An elementary approach to characterizing the impact of noise scheduling and time discretization in generative diffusion models is developed. Considering a simplified model where the source distribution is multivariate Gaussian with a given covariance matrix, the explicit closed-form evolution trajectory of the distributions across reverse sampling steps is derived, and consequently, the Kullback-Leibler (KL) divergence between the source distribution and the reverse sampling output is obtained. The effect of the number of time discretization steps on the convergence of this KL divergence is studied via the Euler-Maclaurin expansion. An optimization problem is formulated, and its solution noise schedule is obtained via calculus of variations, shown to follow a tangent law whose coefficient is determined by the eigenvalues of the source covariance matrix. For an alternative scenario, more realistic in practice, where pretrained models have been obtained for some given noise schedules, the KL divergence also provides a measure to compare different time discretization strategies in reverse sampling. Experiments across different datasets and pretrained models demonstrate that the time discretization strategy selected by our approach consistently outperforms baseline and search-based strategies, particularly when the budget on the number of function evaluations is very tight.
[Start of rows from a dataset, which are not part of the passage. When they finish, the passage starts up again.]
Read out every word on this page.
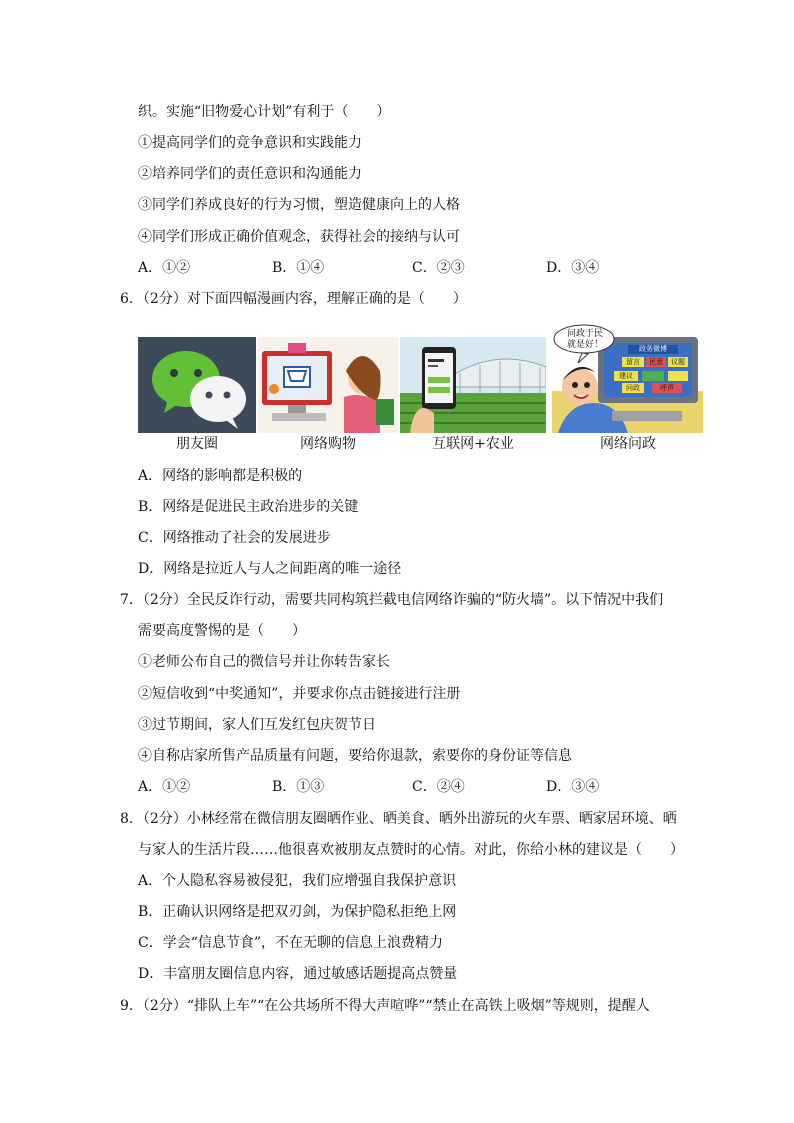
织。实施“旧物爱心计划”有利于（　　）
①提高同学们的竞争意识和实践能力
②培养同学们的责任意识和沟通能力
③同学们养成良好的行为习惯，塑造健康向上的人格
④同学们形成正确价值观念，获得社会的接纳与认可
A．①②	B．①④	C．②③	D．③④
6．（2分）对下面四幅漫画内容，理解正确的是（　　）
问政于民
就是好！	政务微博
留言	民意	议题
建议
问政	呼声
朋友圈	网络购物	互联网+农业	网络问政
A．网络的影响都是积极的
B．网络是促进民主政治进步的关键
C．网络推动了社会的发展进步
D．网络是拉近人与人之间距离的唯一途径
7．（2分）全民反诈行动，需要共同构筑拦截电信网络诈骗的“防火墙”。以下情况中我们
需要高度警惕的是（　　）
①老师公布自己的微信号并让你转告家长
②短信收到“中奖通知”，并要求你点击链接进行注册
③过节期间，家人们互发红包庆贺节日
④自称店家所售产品质量有问题，要给你退款，索要你的身份证等信息
A．①②	B．①③	C．②④	D．③④
8．（2分）小林经常在微信朋友圈晒作业、晒美食、晒外出游玩的火车票、晒家居环境、晒
与家人的生活片段……他很喜欢被朋友点赞时的心情。对此，你给小林的建议是（　　）
A．个人隐私容易被侵犯，我们应增强自我保护意识
B．正确认识网络是把双刃剑，为保护隐私拒绝上网
C．学会“信息节食”，不在无聊的信息上浪费精力
D．丰富朋友圈信息内容，通过敏感话题提高点赞量
9．（2分）“排队上车”“在公共场所不得大声喧哗”“禁止在高铁上吸烟”等规则，提醒人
翻译：本文提出了一种基本方法来刻画生成式扩散模型中噪声调度与时间离散化的影响。考虑一个简化模型，其中源分布为具有给定协方差矩阵的多元高斯分布，我们推导了反向采样步骤中分布演化的显式闭式轨迹，进而得到了源分布与反向采样输出之间的Kullback-Leibler（KL）散度。通过欧拉-麦克劳林展开，研究了时间离散化步数对该KL散度收敛性的影响。我们构建了一个优化问题，并通过变分法求解得到其最优噪声调度方案，该方案遵循正切定律，其系数由源协方差矩阵的特征值确定。针对另一种更贴近实际的场景——即针对某些给定噪声调度已获得预训练模型的情况，KL散度同样为比较反向采样中不同时间离散化策略提供了度量标准。在不同数据集和预训练模型上的实验表明，通过本方法选取的时间离散化策略始终优于基线策略和基于搜索的策略，尤其在函数评估次数预算极为有限的情况下表现更为突出。